Still, we return. Of course we do. London is too good to abandon. It has the Thames, the fog, the clubs, the bridges, the railways, the theatres, the newspapers, the museums, the laboratories, the rookeries, the gentlemen, the criminals, the radicals, the clerks, the coroners, the cabbies, the occultists, the mad doctors, the wronged women, the ambitious machines and the sense that something terrible is happening three streets away and will shortly require a hansom cab.

The trick is not to avoid London. The trick is to make it work for its supper.

Use the fog, but know what it hides. Use the gaslight, but remember who paid for it. Use the grand houses, but open the servants’ stairs. Use the laboratory, but visit the factory. Use the gentleman detective, but let the witness speak. Use the empire, but do not let it narrate unchallenged. Use the sewers, because frankly the genre has not used nearly enough plumbing.

Victorian London remains one of steampunk’s great capitals because it is already half machine, half theatre and half crime scene, which is too many halves but exactly enough city. It can be lazy shorthand or magnificent engine. It can trap the genre in old habits or give it a pressure chamber where history, technology and class all start banging on the pipes.

So yes, send us back to London. Give us fog, gaslight and a clock tower with suspicious vibrations.
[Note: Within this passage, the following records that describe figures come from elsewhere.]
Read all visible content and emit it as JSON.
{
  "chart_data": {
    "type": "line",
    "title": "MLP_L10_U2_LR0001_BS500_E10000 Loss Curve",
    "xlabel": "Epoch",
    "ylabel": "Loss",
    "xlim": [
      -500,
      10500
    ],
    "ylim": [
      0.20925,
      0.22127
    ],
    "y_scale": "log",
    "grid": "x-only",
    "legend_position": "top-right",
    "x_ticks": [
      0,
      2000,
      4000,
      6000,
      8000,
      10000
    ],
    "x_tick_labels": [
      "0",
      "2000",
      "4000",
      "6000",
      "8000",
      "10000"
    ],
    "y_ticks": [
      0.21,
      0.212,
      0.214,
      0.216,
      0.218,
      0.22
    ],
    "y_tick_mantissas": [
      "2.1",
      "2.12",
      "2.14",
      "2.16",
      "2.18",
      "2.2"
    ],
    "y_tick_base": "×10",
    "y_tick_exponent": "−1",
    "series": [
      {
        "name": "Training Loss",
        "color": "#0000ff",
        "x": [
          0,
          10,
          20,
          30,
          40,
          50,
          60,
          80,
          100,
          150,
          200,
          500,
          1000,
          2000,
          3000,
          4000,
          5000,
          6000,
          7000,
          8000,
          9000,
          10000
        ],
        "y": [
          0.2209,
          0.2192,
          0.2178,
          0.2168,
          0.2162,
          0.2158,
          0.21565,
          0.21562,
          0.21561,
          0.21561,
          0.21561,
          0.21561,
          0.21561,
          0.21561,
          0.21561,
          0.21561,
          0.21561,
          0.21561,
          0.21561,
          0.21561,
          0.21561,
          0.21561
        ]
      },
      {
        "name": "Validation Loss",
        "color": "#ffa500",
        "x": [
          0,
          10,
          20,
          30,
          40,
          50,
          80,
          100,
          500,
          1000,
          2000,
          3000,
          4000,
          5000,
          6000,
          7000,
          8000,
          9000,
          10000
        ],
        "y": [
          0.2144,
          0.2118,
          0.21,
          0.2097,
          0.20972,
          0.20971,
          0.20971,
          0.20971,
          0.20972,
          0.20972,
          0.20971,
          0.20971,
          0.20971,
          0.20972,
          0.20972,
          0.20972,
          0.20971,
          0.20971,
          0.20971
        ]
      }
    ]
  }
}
Give us a Babbage engine in Whitehall, an automaton in a Mayfair parlour, vampires at court, detectives in alleys, airships over the Thames and a traction version of the city preparing to eat Kent.

But somewhere beneath it all, let the drains gurgle.

That is where London keeps the truth.

Beyond the postcard

The trouble with a default setting is that it can become wallpaper. The works that last do something with the city rather than merely photographing it. Tim Powers’ The Anubis Gates fills its London with beggar guilds and body-swapping sorcerers; the gaslight hides genuine menace.

Even stories that leave London keep it as a reference point. The city is the genre’s sea level, the thing everything else is measured against.

Why it matters

London gives steampunk a ready-made stage of class, empire and invention. The danger is nostalgia; the reward, when a writer resists it, is a setting that already contains every argument the genre wants to have.